Je n'ai qu'un goût très modéré pour la hiérarchie, et les choses administratives m'emmerdent. Et pourtant. Et pourtant, je pleure ce personnage de chef administratif, envolé dimanche dernier à l'occasion d'une ultime accolade avec la secrétaire brune. Oh ! on n'avait pas grand chose en commun tous les deux. Mais voilà, avec le temps un peu, avec le travail surtout, naissent une amitié et une complicité. Le comédien est un marionnettiste, ou mieux : un peintre. Le personnage ne se laisse jamais vraiment découvrir, mais par petites touches successives, l'acteur finit par en construire une image dans laquelle il se glisse.

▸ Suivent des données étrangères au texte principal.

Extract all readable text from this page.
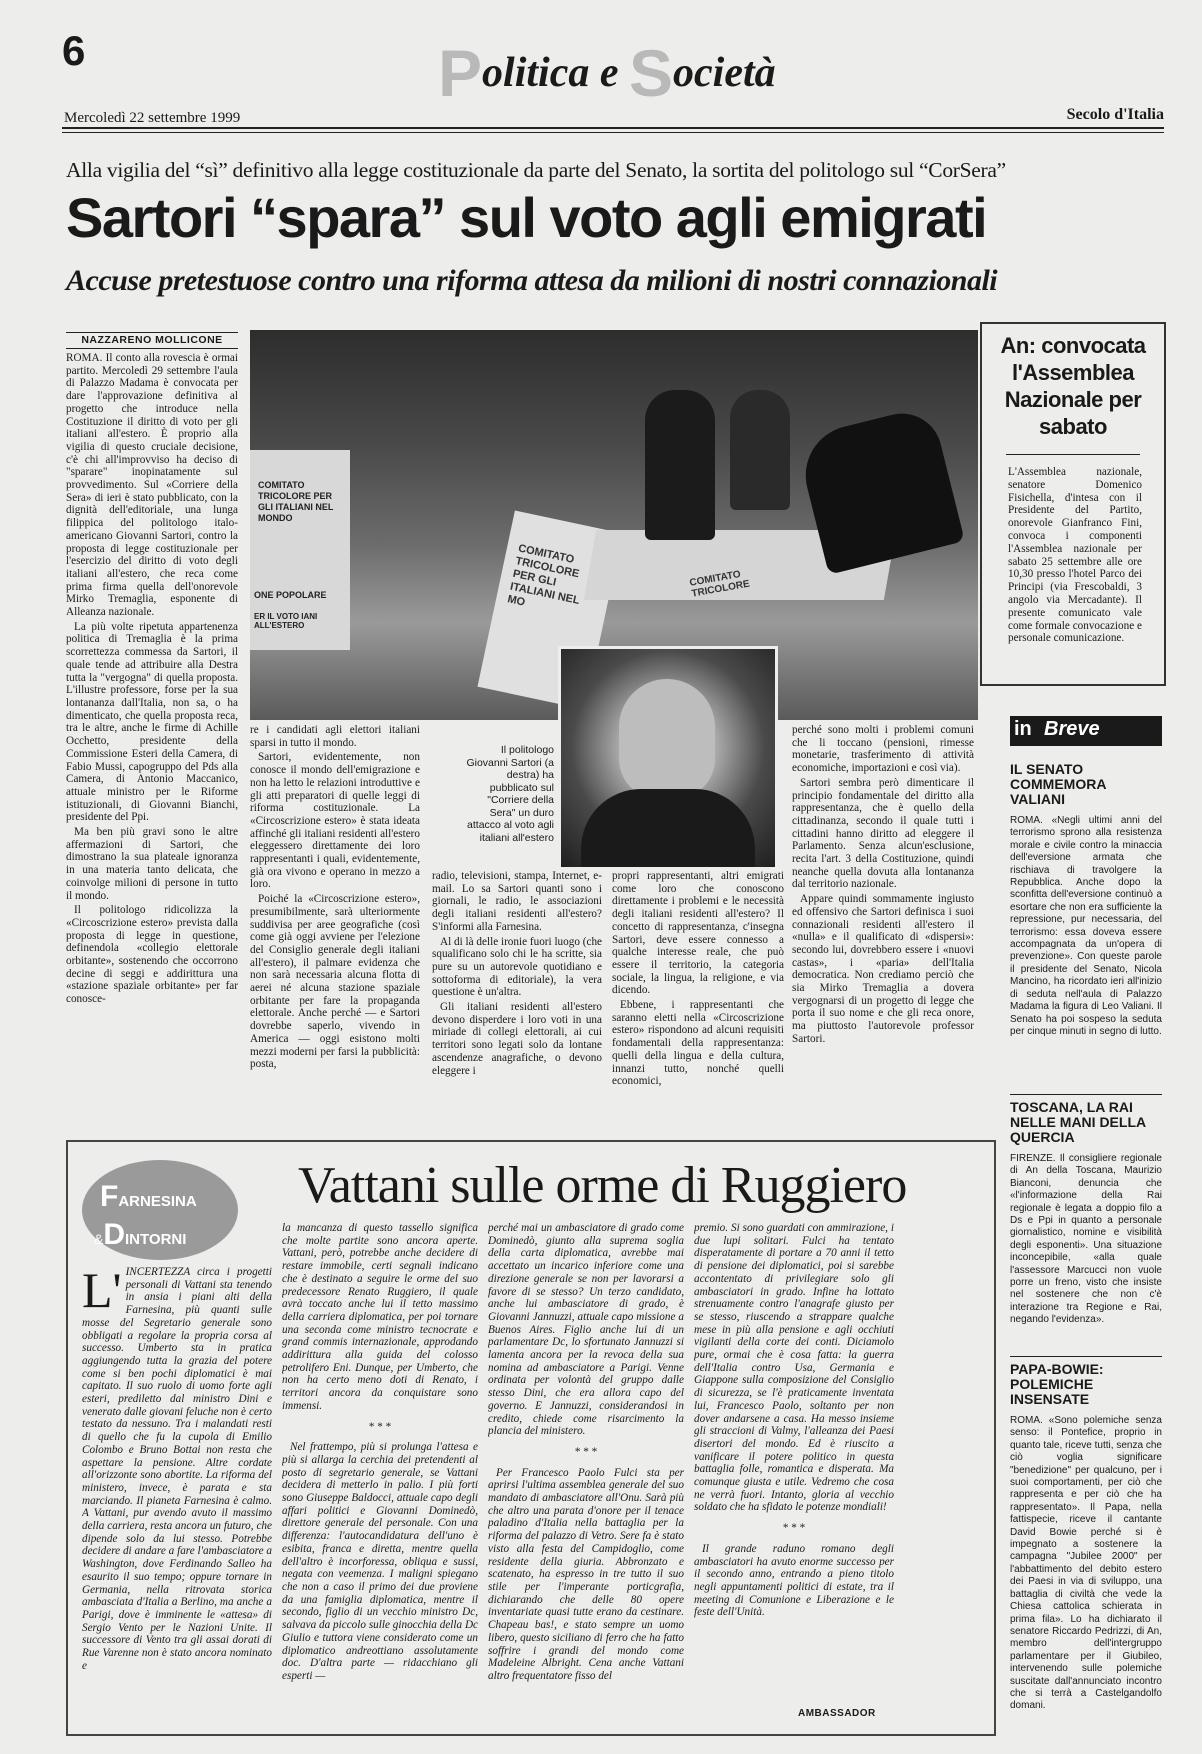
6	Politica e Società
Mercoledì 22 settembre 1999	Secolo d'Italia
Alla vigilia del “sì” definitivo alla legge costituzionale da parte del Senato, la sortita del politologo sul “CorSera”
Sartori “spara” sul voto agli emigrati
Accuse pretestuose contro una riforma attesa da milioni di nostri connazionali
NAZZARENO MOLLICONE
COMITATO TRICOLORE PER GLI ITALIANI NEL MONDO
ONE POPOLARE
ER IL VOTO IANI ALL'ESTERO
COMITATO TRICOLORE PER GLI ITALIANI NEL MO
COMITATO TRICOLORE
Il politologo Giovanni Sartori (a destra) ha pubblicato sul "Corriere della Sera" un duro attacco al voto agli italiani all'estero

ROMA. Il conto alla rovescia è ormai partito. Mercoledì 29 settembre l'aula di Palazzo Madama è convocata per dare l'approvazione definitiva al progetto che introduce nella Costituzione il diritto di voto per gli italiani all'estero. È proprio alla vigilia di questo cruciale decisione, c'è chi all'improvviso ha deciso di "sparare" inopinatamente sul provvedimento. Sul «Corriere della Sera» di ieri è stato pubblicato, con la dignità dell'editoriale, una lunga filippica del politologo italo-americano Giovanni Sartori, contro la proposta di legge costituzionale per l'esercizio del diritto di voto degli italiani all'estero, che reca come prima firma quella dell'onorevole Mirko Tremaglia, esponente di Alleanza nazionale.

La più volte ripetuta appartenenza politica di Tremaglia è la prima scorrettezza commessa da Sartori, il quale tende ad attribuire alla Destra tutta la "vergogna" di quella proposta. L'illustre professore, forse per la sua lontananza dall'Italia, non sa, o ha dimenticato, che quella proposta reca, tra le altre, anche le firme di Achille Occhetto, presidente della Commissione Esteri della Camera, di Fabio Mussi, capogruppo del Pds alla Camera, di Antonio Maccanico, attuale ministro per le Riforme istituzionali, di Giovanni Bianchi, presidente del Ppi.

Ma ben più gravi sono le altre affermazioni di Sartori, che dimostrano la sua plateale ignoranza in una materia tanto delicata, che coinvolge milioni di persone in tutto il mondo.

Il politologo ridicolizza la «Circoscrizione estero» prevista dalla proposta di legge in questione, definendola «collegio elettorale orbitante», sostenendo che occorrono decine di seggi e addirittura una «stazione spaziale orbitante» per far conosce-

re i candidati agli elettori italiani sparsi in tutto il mondo.

Sartori, evidentemente, non conosce il mondo dell'emigrazione e non ha letto le relazioni introduttive e gli atti preparatori di quelle leggi di riforma costituzionale. La «Circoscrizione estero» è stata ideata affinché gli italiani residenti all'estero eleggessero direttamente dei loro rappresentanti i quali, evidentemente, già ora vivono e operano in mezzo a loro.

Poiché la «Circoscrizione estero», presumibilmente, sarà ulteriormente suddivisa per aree geografiche (così come già oggi avviene per l'elezione del Consiglio generale degli italiani all'estero), il palmare evidenza che non sarà necessaria alcuna flotta di aerei né alcuna stazione spaziale orbitante per fare la propaganda elettorale. Anche perché — e Sartori dovrebbe saperlo, vivendo in America — oggi esistono molti mezzi moderni per farsi la pubblicità: posta,

radio, televisioni, stampa, Internet, e-mail. Lo sa Sartori quanti sono i giornali, le radio, le associazioni degli italiani residenti all'estero? S'informi alla Farnesina.

Al di là delle ironie fuori luogo (che squalificano solo chi le ha scritte, sia pure su un autorevole quotidiano e sottoforma di editoriale), la vera questione è un'altra.

Gli italiani residenti all'estero devono disperdere i loro voti in una miriade di collegi elettorali, ai cui territori sono legati solo da lontane ascendenze anagrafiche, o devono eleggere i

propri rappresentanti, altri emigrati come loro che conoscono direttamente i problemi e le necessità degli italiani residenti all'estero? Il concetto di rappresentanza, c'insegna Sartori, deve essere connesso a qualche interesse reale, che può essere il territorio, la categoria sociale, la lingua, la religione, e via dicendo.

Ebbene, i rappresentanti che saranno eletti nella «Circoscrizione estero» rispondono ad alcuni requisiti fondamentali della rappresentanza: quelli della lingua e della cultura, innanzi tutto, nonché quelli economici,

perché sono molti i problemi comuni che li toccano (pensioni, rimesse monetarie, trasferimento di attività economiche, importazioni e così via).

Sartori sembra però dimenticare il principio fondamentale del diritto alla rappresentanza, che è quello della cittadinanza, secondo il quale tutti i cittadini hanno diritto ad eleggere il Parlamento. Senza alcun'esclusione, recita l'art. 3 della Costituzione, quindi neanche quella dovuta alla lontananza dal territorio nazionale.

Appare quindi sommamente ingiusto ed offensivo che Sartori definisca i suoi connazionali residenti all'estero il «nulla» e il qualificato di «dispersi»: secondo lui, dovrebbero essere i «nuovi castas», i «paria» dell'Italia democratica. Non crediamo perciò che sia Mirko Tremaglia a dovera vergognarsi di un progetto di legge che porta il suo nome e che gli reca onore, ma piuttosto l'autorevole professor Sartori.

An: convocata l'Assemblea Nazionale per sabato
L'Assemblea nazionale, senatore Domenico Fisichella, d'intesa con il Presidente del Partito, onorevole Gianfranco Fini, convoca i componenti l'Assemblea nazionale per sabato 25 settembre alle ore 10,30 presso l'hotel Parco dei Principi (via Frescobaldi, 3 angolo via Mercadante). Il presente comunicato vale come formale convocazione e personale comunicazione.
in Breve
IL SENATO COMMEMORA VALIANI
ROMA. «Negli ultimi anni del terrorismo sprono alla resistenza morale e civile contro la minaccia dell'eversione armata che rischiava di travolgere la Repubblica. Anche dopo la sconfitta dell'eversione continuò a esortare che non era sufficiente la repressione, pur necessaria, del terrorismo: essa doveva essere accompagnata da un'opera di prevenzione». Con queste parole il presidente del Senato, Nicola Mancino, ha ricordato ieri all'inizio di seduta nell'aula di Palazzo Madama la figura di Leo Valiani. Il Senato ha poi sospeso la seduta per cinque minuti in segno di lutto.
TOSCANA, LA RAI NELLE MANI DELLA QUERCIA
FIRENZE. Il consigliere regionale di An della Toscana, Maurizio Bianconi, denuncia che «l'informazione della Rai regionale è legata a doppio filo a Ds e Ppi in quanto a personale giornalistico, nomine e visibilità degli esponenti». Una situazione inconcepibile, «alla quale l'assessore Marcucci non vuole porre un freno, visto che insiste nel sostenere che non c'è interazione tra Regione e Rai, negando l'evidenza».
PAPA-BOWIE: POLEMICHE INSENSATE
ROMA. «Sono polemiche senza senso: il Pontefice, proprio in quanto tale, riceve tutti, senza che ciò voglia significare "benedizione" per qualcuno, per i suoi comportamenti, per ciò che rappresenta e per ciò che ha rappresentato». Il Papa, nella fattispecie, riceve il cantante David Bowie perché si è impegnato a sostenere la campagna "Jubilee 2000" per l'abbattimento del debito estero dei Paesi in via di sviluppo, una battaglia di civiltà che vede la Chiesa cattolica schierata in prima fila». Lo ha dichiarato il senatore Riccardo Pedrizzi, di An, membro dell'intergruppo parlamentare per il Giubileo, intervenendo sulle polemiche suscitate dall'annunciato incontro che si terrà a Castelgandolfo domani.
FARNESINA
&DINTORNI
Vattani sulle orme di Ruggiero
L' INCERTEZZA circa i progetti personali di Vattani sta tenendo in ansia i piani alti della Farnesina, più quanti sulle mosse del Segretario generale sono obbligati a regolare la propria corsa al successo. Umberto sta in pratica aggiungendo tutta la grazia del potere come si ben pochi diplomatici è mai capitato. Il suo ruolo di uomo forte agli esteri, prediletto dal ministro Dini e venerato dalle giovani feluche non è certo testato da nessuno. Tra i malandati resti di quello che fu la cupola di Emilio Colombo e Bruno Bottai non resta che aspettare la pensione. Altre cordate all'orizzonte sono abortite. La riforma del ministero, invece, è parata e sta marciando. Il pianeta Farnesina è calmo. A Vattani, pur avendo avuto il massimo della carriera, resta ancora un futuro, che dipende solo da lui stesso. Potrebbe decidere di andare a fare l'ambasciatore a Washington, dove Ferdinando Salleo ha esaurito il suo tempo; oppure tornare in Germania, nella ritrovata storica ambasciata d'Italia a Berlino, ma anche a Parigi, dove è imminente le «attesa» di Sergio Vento per le Nazioni Unite. Il successore di Vento tra gli assai dorati di Rue Varenne non è stato ancora nominato e

la mancanza di questo tassello significa che molte partite sono ancora aperte. Vattani, però, potrebbe anche decidere di restare immobile, certi segnali indicano che è destinato a seguire le orme del suo predecessore Renato Ruggiero, il quale avrà toccato anche lui il tetto massimo della carriera diplomatica, per poi tornare una seconda come ministro tecnocrate e grand commis internazionale, approdando addirittura alla guida del colosso petrolifero Eni. Dunque, per Umberto, che non ha certo meno doti di Renato, i territori ancora da conquistare sono immensi.

* * *

Nel frattempo, più si prolunga l'attesa e più si allarga la cerchia dei pretendenti al posto di segretario generale, se Vattani decidera di metterlo in palio. I più forti sono Giuseppe Baldocci, attuale capo degli affari politici e Giovanni Dominedò, direttore generale del personale. Con una differenza: l'autocandidatura dell'uno è esibita, franca e diretta, mentre quella dell'altro è incorforessa, obliqua e sussi, negata con veemenza. I maligni spiegano che non a caso il primo dei due proviene da una famiglia diplomatica, mentre il secondo, figlio di un vecchio ministro Dc, salvava da piccolo sulle ginocchia della Dc Giulio e tuttora viene considerato come un diplomatico andreottiano assolutamente doc. D'altra parte — ridacchiano gli esperti —

perché mai un ambasciatore di grado come Dominedò, giunto alla suprema soglia della carta diplomatica, avrebbe mai accettato un incarico inferiore come una direzione generale se non per lavorarsi a favore di se stesso? Un terzo candidato, anche lui ambasciatore di grado, è Giovanni Jannuzzi, attuale capo missione a Buenos Aires. Figlio anche lui di un parlamentare Dc, lo sfortunato Jannuzzi si lamenta ancora per la revoca della sua nomina ad ambasciatore a Parigi. Venne ordinata per volontà del gruppo dalle stesso Dini, che era allora capo del governo. E Jannuzzi, considerandosi in credito, chiede come risarcimento la plancia del ministero.

* * *

Per Francesco Paolo Fulci sta per aprirsi l'ultima assemblea generale del suo mandato di ambasciatore all'Onu. Sarà più che altro una parata d'onore per il tenace paladino d'Italia nella battaglia per la riforma del palazzo di Vetro. Sere fa è stato visto alla festa del Campidoglio, come residente della giuria. Abbronzato e scatenato, ha espresso in tre tutto il suo stile per l'imperante porticgrafia, dichiarando che delle 80 opere inventariate quasi tutte erano da cestinare. Chapeau bas!, e stato sempre un uomo libero, questo siciliano di ferro che ha fatto soffrire i grandi del mondo come Madeleine Albright. Cena anche Vattani altro frequentatore fisso del

premio. Si sono guardati con ammirazione, i due lupi solitari. Fulci ha tentato disperatamente di portare a 70 anni il tetto di pensione dei diplomatici, poi si sarebbe accontentato di privilegiare solo gli ambasciatori in grado. Infine ha lottato strenuamente contro l'anagrafe giusto per se stesso, riuscendo a strappare qualche mese in più alla pensione e agli occhiuti vigilanti della corte dei conti. Diciamolo pure, ormai che è cosa fatta: la guerra dell'Italia contro Usa, Germania e Giappone sulla composizione del Consiglio di sicurezza, se l'è praticamente inventata lui, Francesco Paolo, soltanto per non dover andarsene a casa. Ha messo insieme gli straccioni di Valmy, l'alleanza dei Paesi disertori del mondo. Ed è riuscito a vanificare il potere politico in questa battaglia folle, romantica e disperata. Ma comunque giusta e utile. Vedremo che cosa ne verrà fuori. Intanto, gloria al vecchio soldato che ha sfidato le potenze mondiali!

* * *

Il grande raduno romano degli ambasciatori ha avuto enorme successo per il secondo anno, entrando a pieno titolo negli appuntamenti politici di estate, tra il meeting di Comunione e Liberazione e le feste dell'Unità.

AMBASSADOR
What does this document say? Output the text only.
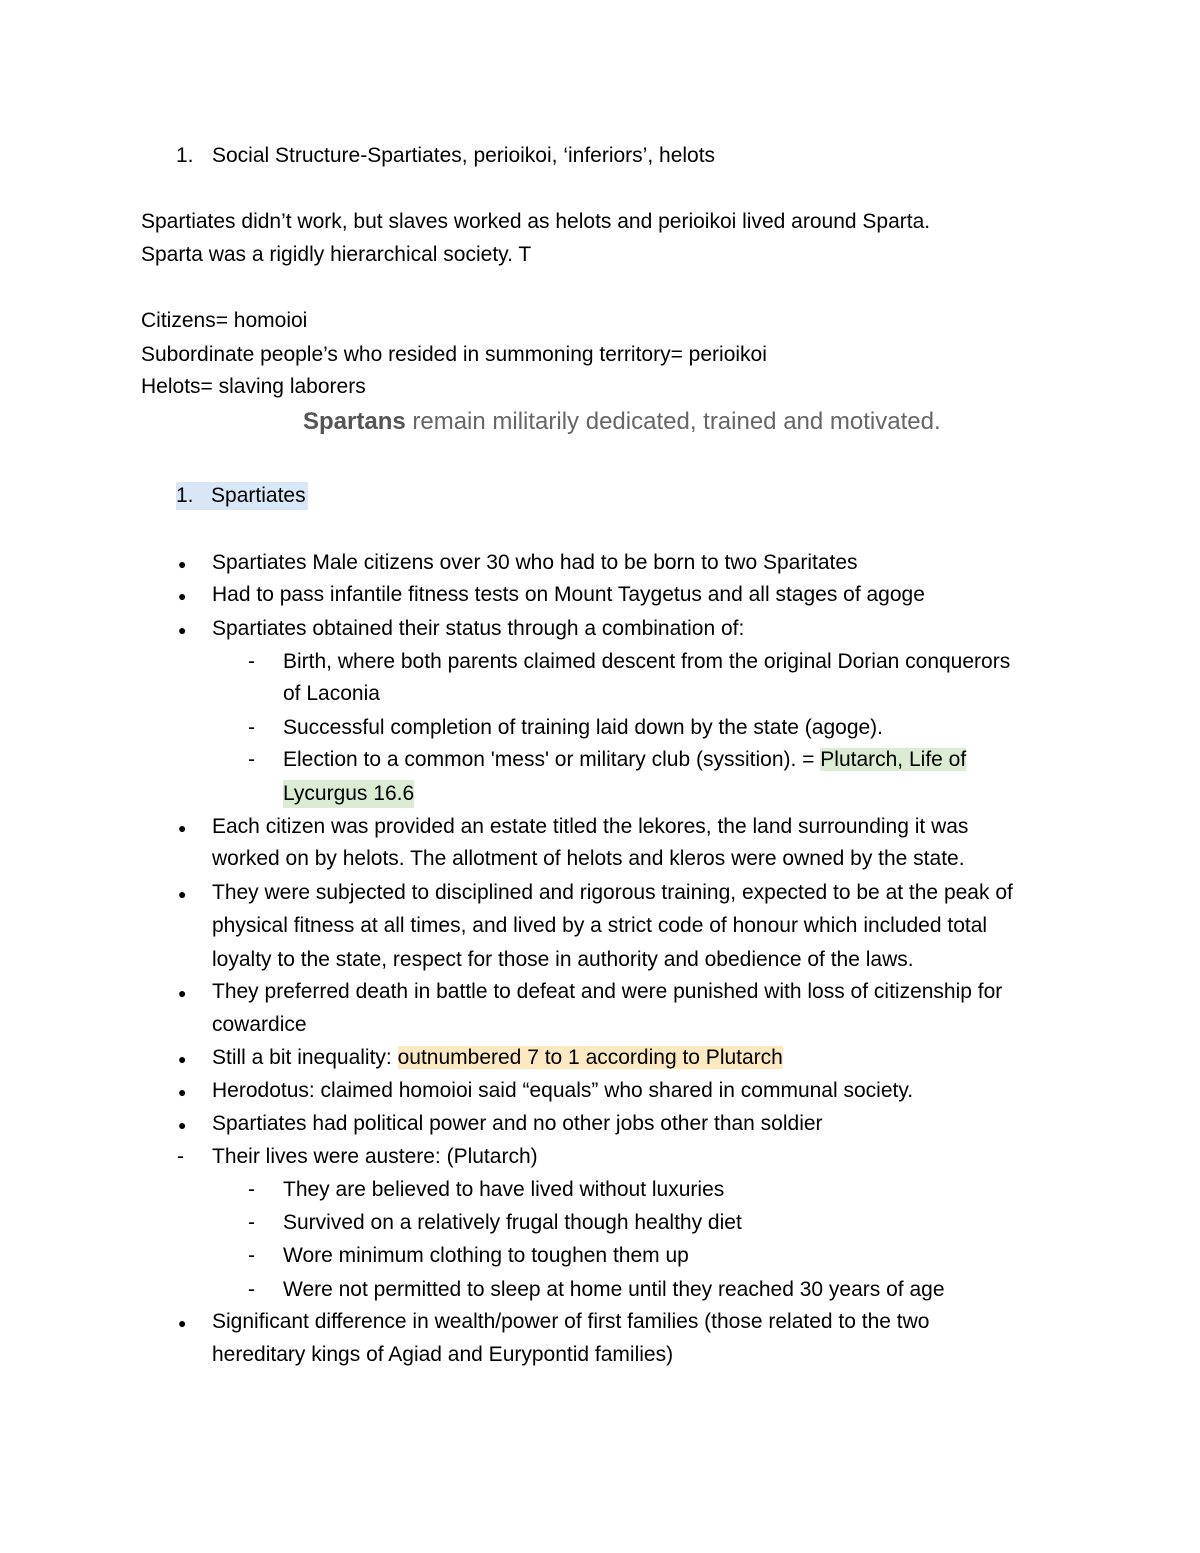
1. Social Structure-Spartiates, perioikoi, ‘inferiors’, helots
Spartiates didn’t work, but slaves worked as helots and perioikoi lived around Sparta.
Sparta was a rigidly hierarchical society. T
Citizens= homoioi
Subordinate people’s who resided in summoning territory= perioikoi
Helots= slaving laborers
Spartans remain militarily dedicated, trained and motivated.
1. Spartiates
● Spartiates Male citizens over 30 who had to be born to two Sparitates
● Had to pass infantile fitness tests on Mount Taygetus and all stages of agoge
● Spartiates obtained their status through a combination of:
- Birth, where both parents claimed descent from the original Dorian conquerors
of Laconia
- Successful completion of training laid down by the state (agoge).
- Election to a common 'mess' or military club (syssition). = Plutarch, Life of
Lycurgus 16.6
● Each citizen was provided an estate titled the lekores, the land surrounding it was
worked on by helots. The allotment of helots and kleros were owned by the state.
● They were subjected to disciplined and rigorous training, expected to be at the peak of
physical fitness at all times, and lived by a strict code of honour which included total
loyalty to the state, respect for those in authority and obedience of the laws.
● They preferred death in battle to defeat and were punished with loss of citizenship for
cowardice
● Still a bit inequality: outnumbered 7 to 1 according to Plutarch
● Herodotus: claimed homoioi said “equals” who shared in communal society.
● Spartiates had political power and no other jobs other than soldier
- Their lives were austere: (Plutarch)
- They are believed to have lived without luxuries
- Survived on a relatively frugal though healthy diet
- Wore minimum clothing to toughen them up
- Were not permitted to sleep at home until they reached 30 years of age
● Significant difference in wealth/power of first families (those related to the two
hereditary kings of Agiad and Eurypontid families)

Et on finit véritablement par s'y attacher, à nos personnages. Aussi, j'eus de la peine quand le chef administratif et ses accolytes finirent par s'évaporer à l'isssue de nos deux représentations, en me réjouissant néanmoins de les avoir un peu connus. Ah, que de temps passé sur cette terrasse et sa vue imprenable du haut des 49 étages, soit 49*3.50= 170,50... non 171,50 mètres pardon, même si on n'est pas un mètre près, non bien sûr. Ben oui, j'étais bien là haut. Je m'y sens bien. Que de clopes fumées en compagnie du programmeur, un peu coincé certes, mais pas méchant pour un sou. Et ma chère tête blonde dans la cinquième scène ! Je n'étais pas toujours tendre avec elle, mais elle savait parfaitement que je l'aimais bien, sinon pourquoi lui avoir offert cette robe en soie ? Puis, malgré ma complicité-rivalité avec cet animal de directrice - un sacré caractère aussi, celle-là - je ne sus capturer l'étrange oiseau de secrétaire châtain pour l'enrôler dans notre nouvelle entreprise pour un travail limité, certes, mais profondément captivant. Quant à cette pile électrique, le petit coursier danseur... un marrant, lui ! Il finit comme tous les Don Juan - avec la corde au cou - mais elle le branchait tellement, cette rousse tapée qui entend des voix. Le Don Juan avec sa Jeanne d'Arc, en quelque sorte. Et puis, et puis... dans ce monde un peu détraqué, il était écrit que je ne m'en sortirais pas indemne. Sans ma fille, je me retrouve à terre. Sans bouger. Un radis. Puisse la secrétaire brune - cette personne normale, naïve et touchante - venir avec moi, je ne sais pas pourquoi, mais venir avec moi.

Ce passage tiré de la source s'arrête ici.